SUMBARPOS.COM – DALAM sepekan kemarin, dua forum yang berbeda namun tuntutannya sama ramai-ramai mendatangi Jakarta. Satunya lewat cara demo, satunya lagi dengan dialogis. Satu harapan disuarakan, ingin diangkat pemerintah sebagai PNS.
Mesya Mohammad-Jakarta
PENTOLAN honorer K2 muncul lagi. Sekian lama senyap, mereka muncul dengan agenda sharing Menteri Pendayagunaan Aparatur Negara dan Reformasi Birokrasi (MenPAN-RB) Asman Abnur pada 24 Agustus. Sehari sebelumnya, mereka sudah bertemu Ketua DPD RI Irman Gusman.
Hal yang diutarakan pun tetap sama, tidak ada yang berubah. Yang berubah mungkin map penyimpan berkas.
Honorer K2 memang memilih mengambil langkah dialogis ketimbang demo. Maklum saja untuk ke Jakarta, mereka harus urunan dari sesama honorer. Terkadang rasa malu melanda pengurus forum honorer karena hasilnyaa itu-itu saja.
“Ya mau bagaimana lagi, kalau tidak ke Jakarta, hasilnya pasti nihil. Paling tidak kami masih bergerak menunjukkan ke teman-teman dan pemerintah, bahwa honorer K2 masih ada,” ujar Ketum Forum Honorer K2 Indonesia (FHK2I) Titi Purwaningsih kepada JPNN.
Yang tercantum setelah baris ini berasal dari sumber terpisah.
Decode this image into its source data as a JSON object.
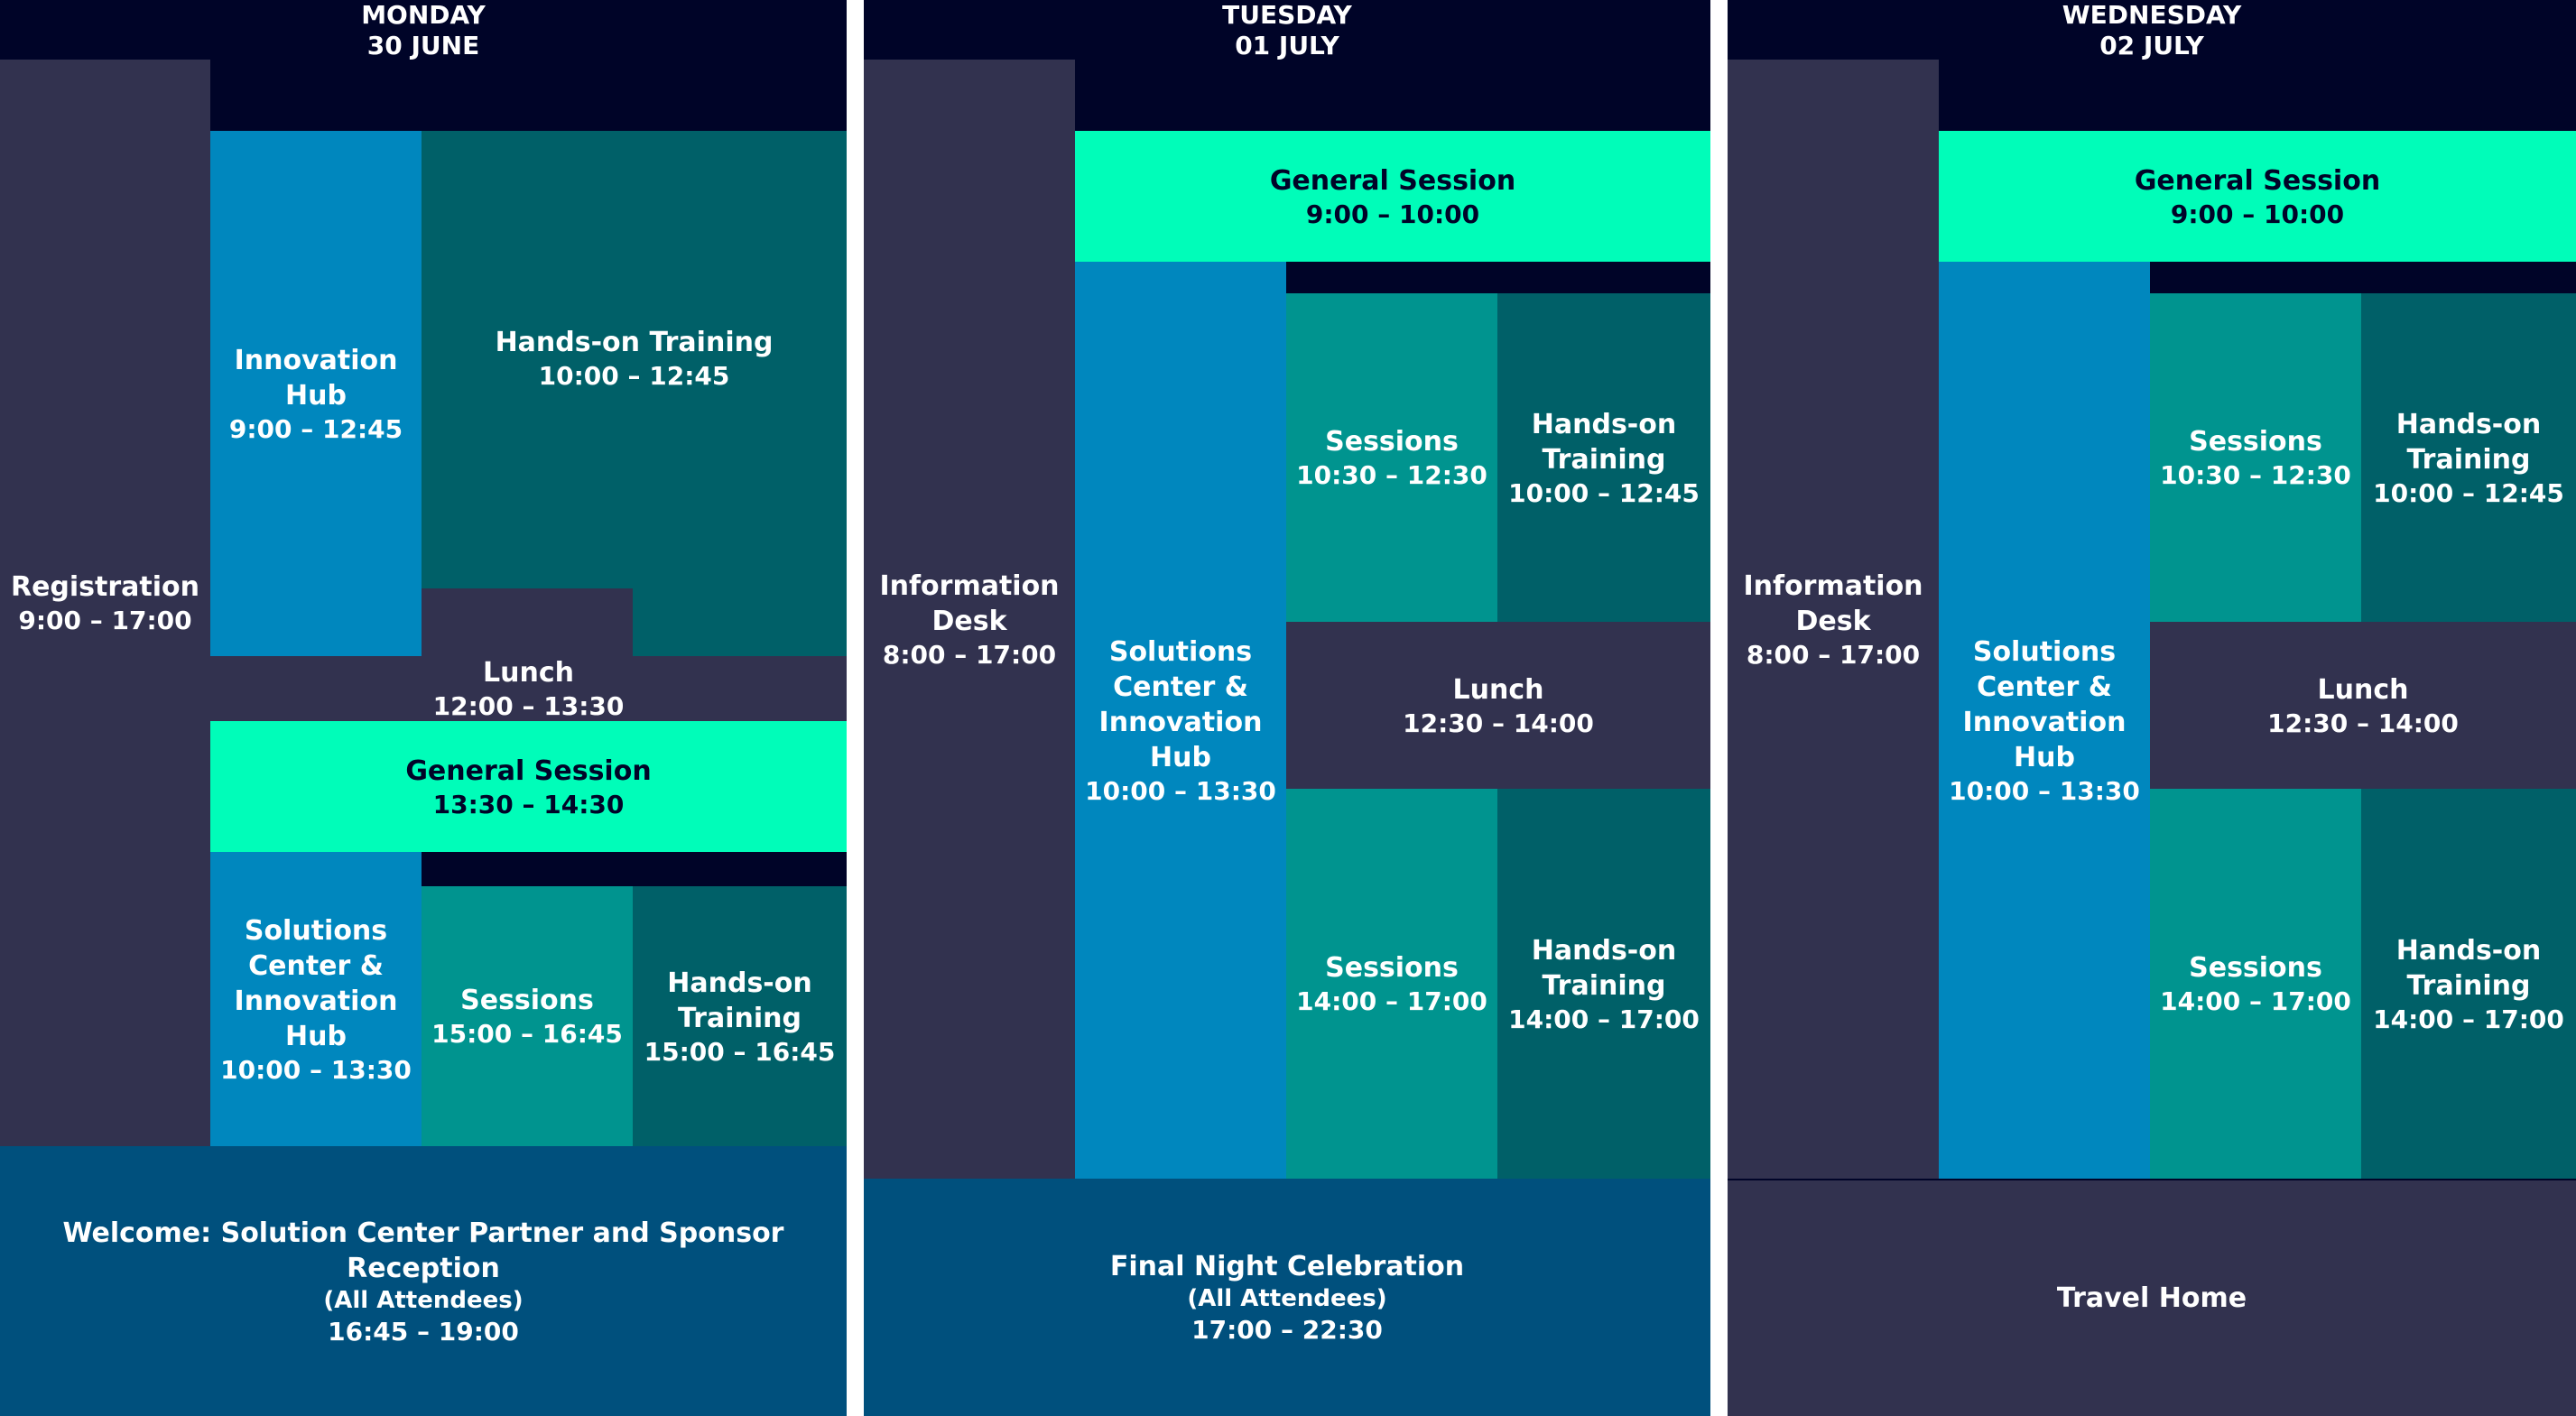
{
  "days": [
    {
      "name": "MONDAY",
      "date": "30 JUNE",
      "registration": {
        "title": "Registration",
        "time": "9:00 – 17:00"
      },
      "innovation_hub": {
        "title": "Innovation Hub",
        "time": "9:00 – 12:45"
      },
      "hands_on_am": {
        "title": "Hands-on Training",
        "time": "10:00 – 12:45"
      },
      "lunch": {
        "title": "Lunch",
        "time": "12:00 – 13:30"
      },
      "general_session": {
        "title": "General Session",
        "time": "13:30 – 14:30"
      },
      "solutions_center": {
        "title": "Solutions Center & Innovation Hub",
        "time": "10:00 – 13:30"
      },
      "sessions_pm": {
        "title": "Sessions",
        "time": "15:00 – 16:45"
      },
      "hands_on_pm": {
        "title": "Hands-on Training",
        "time": "15:00 – 16:45"
      },
      "evening": {
        "title": "Welcome: Solution Center Partner and Sponsor Reception",
        "note": "(All Attendees)",
        "time": "16:45 – 19:00"
      }
    },
    {
      "name": "TUESDAY",
      "date": "01 JULY",
      "information_desk": {
        "title": "Information Desk",
        "time": "8:00 – 17:00"
      },
      "general_session": {
        "title": "General Session",
        "time": "9:00 – 10:00"
      },
      "solutions_center": {
        "title": "Solutions Center & Innovation Hub",
        "time": "10:00 – 13:30"
      },
      "sessions_am": {
        "title": "Sessions",
        "time": "10:30 – 12:30"
      },
      "hands_on_am": {
        "title": "Hands-on Training",
        "time": "10:00 – 12:45"
      },
      "lunch": {
        "title": "Lunch",
        "time": "12:30 – 14:00"
      },
      "sessions_pm": {
        "title": "Sessions",
        "time": "14:00 – 17:00"
      },
      "hands_on_pm": {
        "title": "Hands-on Training",
        "time": "14:00 – 17:00"
      },
      "evening": {
        "title": "Final Night Celebration",
        "note": "(All Attendees)",
        "time": "17:00 – 22:30"
      }
    },
    {
      "name": "WEDNESDAY",
      "date": "02 JULY",
      "information_desk": {
        "title": "Information Desk",
        "time": "8:00 – 17:00"
      },
      "general_session": {
        "title": "General Session",
        "time": "9:00 – 10:00"
      },
      "solutions_center": {
        "title": "Solutions Center & Innovation Hub",
        "time": "10:00 – 13:30"
      },
      "sessions_am": {
        "title": "Sessions",
        "time": "10:30 – 12:30"
      },
      "hands_on_am": {
        "title": "Hands-on Training",
        "time": "10:00 – 12:45"
      },
      "lunch": {
        "title": "Lunch",
        "time": "12:30 – 14:00"
      },
      "sessions_pm": {
        "title": "Sessions",
        "time": "14:00 – 17:00"
      },
      "hands_on_pm": {
        "title": "Hands-on Training",
        "time": "14:00 – 17:00"
      },
      "evening": {
        "title": "Travel Home"
      }
    }
  ],
  "colors": {
    "background": "#000428",
    "slate": "#32324f",
    "blue": "#0087be",
    "teal": "#006068",
    "mid_teal": "#00948f",
    "mint": "#00fdb9",
    "navy": "#00507d"
  }
}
Sebisa mungkin Titi menghindari ide demo ke Istana atau ke kantor KemenPAN-RB. Bukan takut berhadapan dengan polisi, tapi takut bila keluarga yang ditinggal kelaparan karena uangnya dipakai untuk aksi demo.
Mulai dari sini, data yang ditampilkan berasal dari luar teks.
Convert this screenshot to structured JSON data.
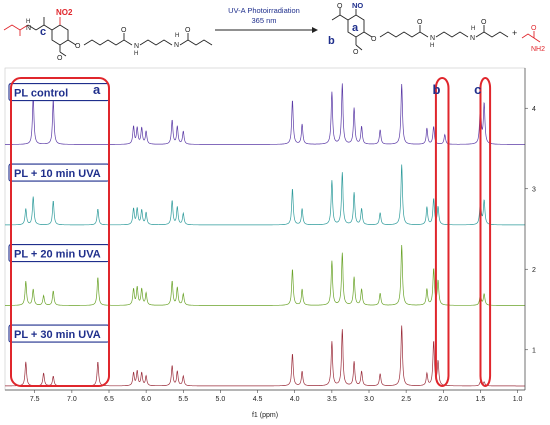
{
  "scheme": {
    "arrow_line1": "UV-A Photoirradiation",
    "arrow_line2": "365 nm",
    "reactant_groups": [
      "NO2",
      "N",
      "H",
      "O",
      "O",
      "N",
      "H",
      "H",
      "N",
      "O",
      "O"
    ],
    "product_groups": [
      "O",
      "NO",
      "O",
      "O",
      "N",
      "H",
      "H",
      "N",
      "O",
      "O"
    ],
    "byproduct_groups": [
      "O",
      "NH2"
    ],
    "plus": "+",
    "letters": {
      "reactant_c": "c",
      "product_b": "b",
      "product_a": "a"
    }
  },
  "chart_data": {
    "type": "line",
    "title": "",
    "xlabel": "f1 (ppm)",
    "ylabel": "",
    "xlim": [
      7.9,
      0.9
    ],
    "x_reversed": true,
    "ylim": [
      0.5,
      4.5
    ],
    "x_ticks": [
      "7.5",
      "7.0",
      "6.5",
      "6.0",
      "5.5",
      "5.0",
      "4.5",
      "4.0",
      "3.5",
      "3.0",
      "2.5",
      "2.0",
      "1.5",
      "1.0"
    ],
    "y_ticks": [
      "1",
      "2",
      "3",
      "4"
    ],
    "series": [
      {
        "name": "PL control",
        "color": "#5b3aa6",
        "baseline": 3.55,
        "peaks": [
          [
            7.52,
            0.6
          ],
          [
            7.25,
            0.55
          ],
          [
            6.17,
            0.22
          ],
          [
            6.12,
            0.2
          ],
          [
            6.06,
            0.2
          ],
          [
            6.0,
            0.16
          ],
          [
            5.65,
            0.3
          ],
          [
            5.58,
            0.22
          ],
          [
            5.5,
            0.16
          ],
          [
            4.03,
            0.55
          ],
          [
            3.9,
            0.25
          ],
          [
            3.5,
            0.65
          ],
          [
            3.36,
            0.75
          ],
          [
            3.2,
            0.45
          ],
          [
            3.1,
            0.22
          ],
          [
            2.85,
            0.18
          ],
          [
            2.56,
            0.75
          ],
          [
            2.22,
            0.2
          ],
          [
            2.13,
            0.22
          ],
          [
            1.98,
            0.12
          ],
          [
            1.5,
            0.5
          ],
          [
            1.45,
            0.5
          ]
        ]
      },
      {
        "name": "PL + 10 min UVA",
        "color": "#2e9b9b",
        "baseline": 2.55,
        "peaks": [
          [
            7.62,
            0.2
          ],
          [
            7.52,
            0.35
          ],
          [
            7.25,
            0.3
          ],
          [
            6.65,
            0.2
          ],
          [
            6.17,
            0.2
          ],
          [
            6.12,
            0.2
          ],
          [
            6.06,
            0.18
          ],
          [
            6.0,
            0.15
          ],
          [
            5.65,
            0.3
          ],
          [
            5.58,
            0.22
          ],
          [
            5.5,
            0.14
          ],
          [
            4.03,
            0.45
          ],
          [
            3.9,
            0.2
          ],
          [
            3.5,
            0.55
          ],
          [
            3.36,
            0.65
          ],
          [
            3.2,
            0.4
          ],
          [
            3.1,
            0.2
          ],
          [
            2.85,
            0.15
          ],
          [
            2.56,
            0.75
          ],
          [
            2.22,
            0.22
          ],
          [
            2.13,
            0.32
          ],
          [
            2.07,
            0.22
          ],
          [
            1.5,
            0.3
          ],
          [
            1.45,
            0.3
          ]
        ]
      },
      {
        "name": "PL + 20 min UVA",
        "color": "#6aa329",
        "baseline": 1.55,
        "peaks": [
          [
            7.62,
            0.3
          ],
          [
            7.52,
            0.2
          ],
          [
            7.38,
            0.12
          ],
          [
            7.25,
            0.18
          ],
          [
            6.65,
            0.35
          ],
          [
            6.17,
            0.2
          ],
          [
            6.12,
            0.22
          ],
          [
            6.06,
            0.2
          ],
          [
            6.0,
            0.15
          ],
          [
            5.65,
            0.3
          ],
          [
            5.58,
            0.22
          ],
          [
            5.5,
            0.14
          ],
          [
            4.03,
            0.45
          ],
          [
            3.9,
            0.2
          ],
          [
            3.5,
            0.55
          ],
          [
            3.36,
            0.65
          ],
          [
            3.2,
            0.35
          ],
          [
            3.1,
            0.2
          ],
          [
            2.85,
            0.15
          ],
          [
            2.56,
            0.75
          ],
          [
            2.22,
            0.2
          ],
          [
            2.13,
            0.45
          ],
          [
            2.07,
            0.3
          ],
          [
            1.5,
            0.14
          ],
          [
            1.45,
            0.14
          ]
        ]
      },
      {
        "name": "PL + 30 min UVA",
        "color": "#9b2d3b",
        "baseline": 0.55,
        "peaks": [
          [
            7.62,
            0.3
          ],
          [
            7.38,
            0.16
          ],
          [
            7.25,
            0.12
          ],
          [
            6.65,
            0.3
          ],
          [
            6.17,
            0.16
          ],
          [
            6.12,
            0.18
          ],
          [
            6.06,
            0.16
          ],
          [
            6.0,
            0.12
          ],
          [
            5.65,
            0.25
          ],
          [
            5.58,
            0.18
          ],
          [
            5.5,
            0.12
          ],
          [
            4.03,
            0.4
          ],
          [
            3.9,
            0.18
          ],
          [
            3.5,
            0.55
          ],
          [
            3.36,
            0.7
          ],
          [
            3.2,
            0.3
          ],
          [
            3.1,
            0.18
          ],
          [
            2.85,
            0.15
          ],
          [
            2.56,
            0.75
          ],
          [
            2.22,
            0.15
          ],
          [
            2.13,
            0.55
          ],
          [
            2.07,
            0.3
          ],
          [
            1.5,
            0.05
          ],
          [
            1.45,
            0.05
          ]
        ]
      }
    ],
    "regions": [
      {
        "letter": "a",
        "from": 7.9,
        "to": 6.5
      },
      {
        "letter": "b",
        "from": 2.18,
        "to": 1.93
      },
      {
        "letter": "c",
        "from": 1.58,
        "to": 1.37
      }
    ],
    "region_color": "#e0262c"
  }
}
Setiap kali demo, honorer K2 satu kabupaten harus mengeluarkan dana ratusan juta rupiah. Dihitung-hitung sudah miliaran rupiah dana honorer K2 terbuang dalam perjuangan mendapatkan status PNS. Padahal gaji honorer K2 hanya berkutat di angka Rp 150 ribu hingga Rp 300 ribu per bulan.
“Saya kasihan teman-teman kalau harus demo terus. Saya hanya sarankan kalau mau demo ya di wilayah masing-masing saja biar gerakan tetap ada,” ujar Titi.
Lain halnya dengan bidan desa yang tergabung dalam Forum Bidan Desa (Forbides) PTT (Pusat) Indonesia. Forbides sangat aktif memperjuangkan nasibnya lewat aksi demo. Sehari setelah FHK2I bertemu MenPAN-RB, Forbides kembali melakukan aksi unjuk rasa dua hari 25-26 Agustus di depan Istana Negara.
Ribuan bidan desa PTT (Pusat) turun ke jalan menebar aksi ketidakpuasan terhadap pemerintah yang senang obral janji. Mereka berontak, sebagai penyelamat ibu dan bayi, bidan desa PTT merasa dirinya termarginalkan.
“Kami sudah capek dijadikan ATM oleh pejabat Dinkes acapkali memperpanjang kontrak kerja. Kami butuh status PNS dan bukan PTT lagi,” tegas Ketum Forbides PTT (Pusat) Indonesia Lilik Dian Ekasari.
Bila dibandingkan aksi demo honorer K2, aksi demo Forbides lebih profesional. Pendekatan mereka dengan pejabat di lingkaran Istana pun lebih oke. Ini wajar, karena pendidikan para bidan desa memang lebih tinggi. Jumlah bidan desa pun lebih dominasi tenaga muda.
Dari 42 ribuan bidan desa PTT, hanya sekitar 2000-an yang berusia di atas 35 tahun. Berbeda dengan honorer K2 yang dari 439 ribu, lebih dari 50 persen berusia di atas 35 tahun.
Forbides pun lebih paham soal aturan UU ASN. Mereka dengan lantang menyatakan, siap membedah UU ASN.
“Kita jangan mau dibodohi dan dibohongi. Kami sudah bedah UU ASN itu, tidak ada pembatasan usia 35 tahun kok. Lagipula, UU ASN belum dilaksanakan karena enam PP-nya belum jadi semua,” beber Lilik
Ditambahkannya, bagaimana bisa UU ASN dilaksanakan bila aturan turunannya seperti Peraturan Pemerintah belum satu pun disahkan. Dengan demikian pemerintah harusnya berpijak pada aturan sebelumnya.
Cara honorer K2 dan bidan desa PTT memperjuangkan nasibnya memang beda. Namun, keduanya sesungguhnya membutuhkan kepastian pemerintah tentang aturan hukum yang menjadi landasan pengangkatan mereka menjadi PNS.